Another of the report's key proposals is that legal education be shaped by outcomes unlike those currently governing education and training. However, if drawn at too high a conceptual level, such competencies might be too vague to be useful, yet if they are more tightly specified they are likely to provide a never ending list of standards to be attained. The result could be that legal educators and professionals 'drown in a sea of competencies', while the means by which such competencies will be assessed, and by whom, is uncertain. Will assessment be by the market, 'traditional' University law schools, vocational law schools, even venture capitalists? And how will such a market driven system impact on academic research?
All these questions point to an even more fundamental, and long standing, issue – namely, what is, and what should be, the role of a legal education? Should it – will it be able to - continue to seek to provide a liberal, humanist education designed primarily to inculcate a critical awareness of the meaning of law, including its ethical content and social role? Or does the emphasis on the market inevitably mean that it will be explicitly tailored to the demands of the profession? This is the logic of LETR's recommendations, but it had great difficulty in divining the future of legal practice. Some indications may be found in a recent paper by The Law Society of England and Wales and the results of the Hague Institute for the Internationalisation of Law's "Innovating Justice" Project. Clearly, legal educators will need to understand the possible futures both for the professions and the Rule of Law. However it is undeniable that this task is made more difficult by the dramatic changes the professions have undergone in recent years, which have served both to produce further fragmentation and make the future highly opaque.

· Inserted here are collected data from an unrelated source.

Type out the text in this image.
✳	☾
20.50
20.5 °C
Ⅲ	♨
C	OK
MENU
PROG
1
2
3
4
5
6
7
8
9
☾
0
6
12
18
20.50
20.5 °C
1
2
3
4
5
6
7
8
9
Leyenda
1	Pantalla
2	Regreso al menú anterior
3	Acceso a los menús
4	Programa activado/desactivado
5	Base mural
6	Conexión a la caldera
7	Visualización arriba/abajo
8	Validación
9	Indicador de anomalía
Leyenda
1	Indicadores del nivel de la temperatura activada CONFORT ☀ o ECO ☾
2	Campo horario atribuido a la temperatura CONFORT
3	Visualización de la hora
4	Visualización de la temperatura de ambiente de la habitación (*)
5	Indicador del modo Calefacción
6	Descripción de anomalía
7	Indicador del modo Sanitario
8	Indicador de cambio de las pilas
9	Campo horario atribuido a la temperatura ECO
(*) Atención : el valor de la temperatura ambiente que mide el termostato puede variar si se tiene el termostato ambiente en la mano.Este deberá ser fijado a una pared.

These 'big' questions generate practical, pedagogical issues. For instance, if legal service provision is to be dominated by new models of provision, modes of delivery and concerns with professional engagement, how will this impact on what is taught and how it is taught? Should systems thinking, design and big data be integrated into a legal curriculum? And how should Law Schools respond to, on the one hand, the increased emphasis in universities on employability and, on the other, the growth in low wage, casual labour markets within the professions, markets which also appear to be predominantly populated by graduates from Black and Minority Ethnic and lower socio-economic backgrounds? Does this reduce the legitimacy of legal education? Do Law Schools have an ethical obligation to warn applicants of the likely difficulties in entering the professions? In the United States this is now a high profile issue: Law Schools have been accused of promoting their ability to provide law jobs to graduates unfairly, and have seen a significant drop in applications, leading to a review of their whole approach. President Obama has suggested that a law degree should take two, rather than three postgraduate years. The Bologna Declaration for education in the EU suggests that educational systems throughout Europe should aim for three years of education plus two years of practical training. In England and Wales solicitors are already one year above this prescription.